On 22 Jun 2005, Aaron Bentley <aaron.bentley at utoronto.ca> wrote:
> John A Meinel wrote:
> >> No, the way I'd do it is by not signing the inventory file-- sign the
> >> inventory data instead.  As a straw man, you'd sort it by unicode
> >> codepoint, then write out a space-delimited inventory summary with id,
> >> name, parent, type and contents-hash(if applicable) fields for each
> >> entry.  The format doesn't need to be parseable, just unique for each
> >> tree.
> >>
> > Actually, you are missing an important point. What algorithm is used to
> > generate "contents-hash" if not a hash function. Which means that if you
> > upgrade you hash algorithm, suddenly all of those "contents-hash"
> > entries change, and you need a new signature.
> 
> No, I understand that contents-hash is generated by a hash function, and
> what that implies.
> 
> What I'm talking about is the comparability of two trees.  It would be
> nice if you could say 'if the tree's SHA-1 hash is not $foo, it is not a
> true copy of this tree'.
> 
> > This really isn't any different from signing the <inventory> XML. The
> > only trick is that you would want to be careful that the <inventory>
> > tree would always be sorted in a specific way.
> 
> Actually, you need to normalize the data, not merely sort it.  We can't
> have whitespace changes or use of entity references affecting the
> results.  XML is tricky to normalize, so the strawman is about a format
> that's got only one form and needs no normalization.

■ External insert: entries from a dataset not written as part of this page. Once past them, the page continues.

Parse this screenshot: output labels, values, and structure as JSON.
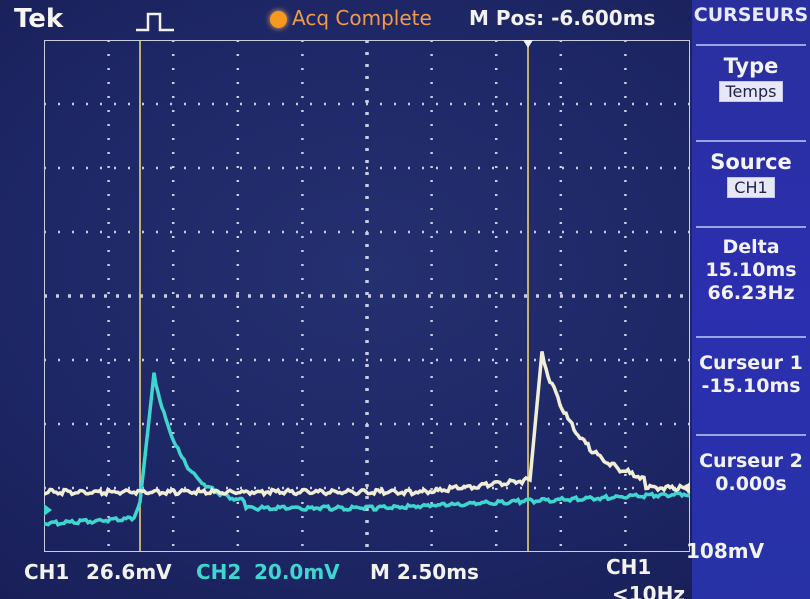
{
  "header": {
    "brand": "Tek",
    "status": "Acq Complete",
    "position": "M Pos: -6.600ms"
  },
  "menu": {
    "title": "CURSEURS",
    "type_label": "Type",
    "type_value": "Temps",
    "source_label": "Source",
    "source_value": "CH1",
    "delta_label": "Delta",
    "delta_time": "15.10ms",
    "delta_freq": "66.23Hz",
    "cursor1_label": "Curseur 1",
    "cursor1_value": "-15.10ms",
    "cursor2_label": "Curseur 2",
    "cursor2_value": "0.000s"
  },
  "footer": {
    "ch1_label": "CH1",
    "ch1_scale": "26.6mV",
    "ch2_label": "CH2",
    "ch2_scale": "20.0mV",
    "timebase": "M 2.50ms",
    "trigger_source": "CH1",
    "trigger_level": "108mV",
    "frequency": "<10Hz"
  },
  "colors": {
    "ch1": "#f1eed8",
    "ch2": "#3fd6d0",
    "cursor": "#e8d27a",
    "grid": "#c9cde0",
    "background": "#1e2766"
  },
  "icons": {
    "trigger": "pulse-icon",
    "status": "acq-dot-icon",
    "trigger_marker": "trigger-arrow-icon",
    "ground": "ground-marker-icon"
  }
}
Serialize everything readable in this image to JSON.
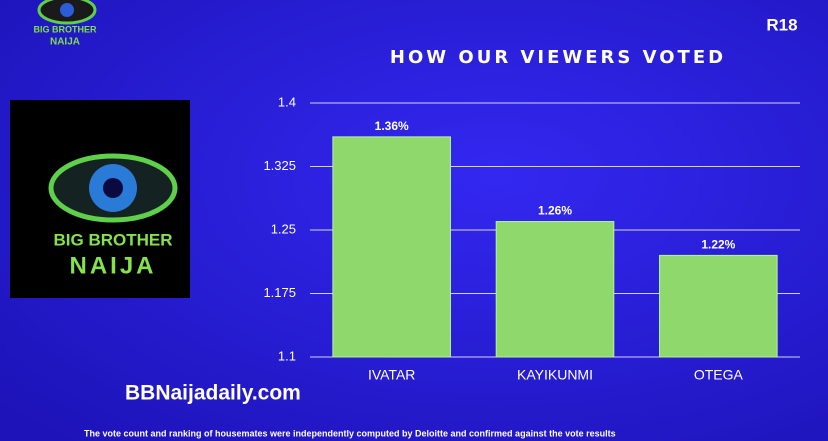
{
  "chart_data": {
    "type": "bar",
    "title": "HOW OUR VIEWERS VOTED",
    "categories": [
      "IVATAR",
      "KAYIKUNMI",
      "OTEGA"
    ],
    "values": [
      1.36,
      1.26,
      1.22
    ],
    "value_labels": [
      "1.36%",
      "1.26%",
      "1.22%"
    ],
    "color": "#8fd86c",
    "ylim": [
      1.1,
      1.4
    ],
    "yticks": [
      1.1,
      1.175,
      1.25,
      1.325,
      1.4
    ],
    "grid": true
  },
  "rating": "R18",
  "logo": {
    "top": "BIG BROTHER",
    "bottom": "NAIJA"
  },
  "watermark": "BBNaijadaily.com",
  "footnote": "The vote count and ranking of housemates were independently computed by Deloitte and confirmed against the vote results"
}
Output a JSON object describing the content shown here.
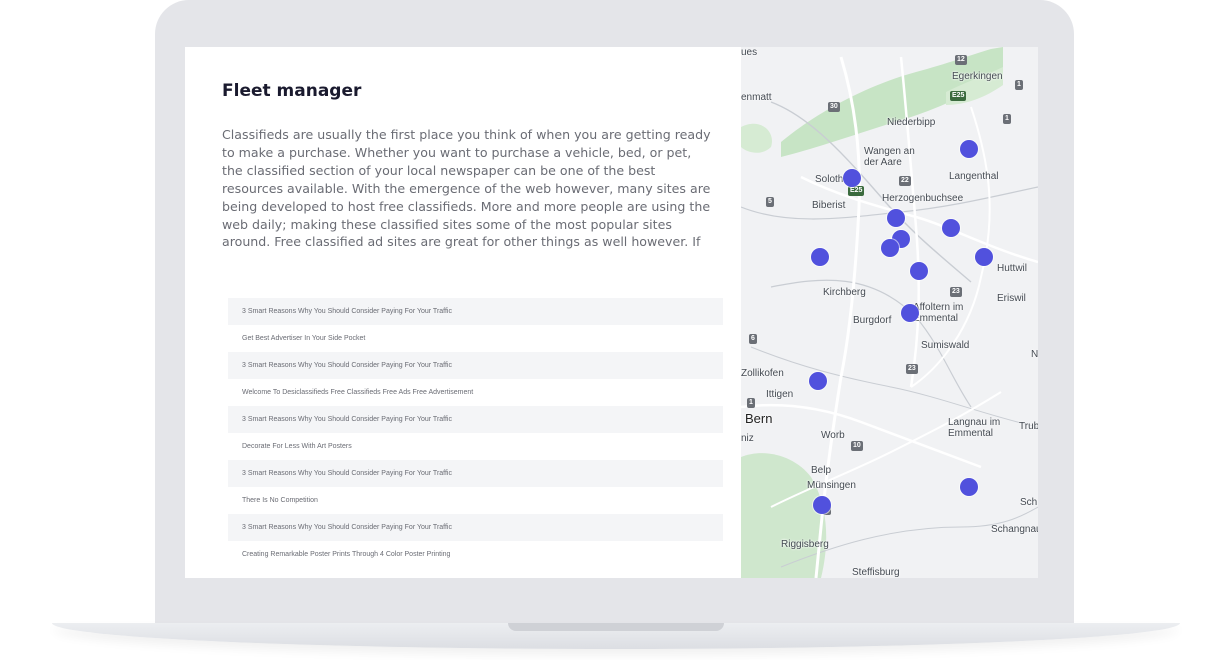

Robert pointed out Canonical XML (no relation!)  I think it would be
fairly straightforward to write this out.  This should mean that any
object, written out in a particular format, would always generate the
same byte stream and therefore the same hash.

  http://www.jclark.com/xml/canonxml.html

It seems like it would be straightforward to change ElementTree to write
out the canonical form, and it'd probably be a good idea to write this
form even if we don't rely on it yet.  It would probably make sense to
stop adding decorative whitespace.

One step further, we could read in an object in format version N, then
calculate the hash of it represented in format M<N. 

> > Revfiles don't use a text_id, though you could arguably generate an
> > text_id since it is necessary for the plain file storage, and just not
> > make use of it in a revfile storage.
> 
> Eh?  Are you sure revfiles don't use text_ids?  How else do you refer to
> the file contents in a text store?

The current draft code uses the text's SHA-1 to identify it.  The
options are:

  SHA-1
  text_id
  revision_id in which the text was created

-- 
Martin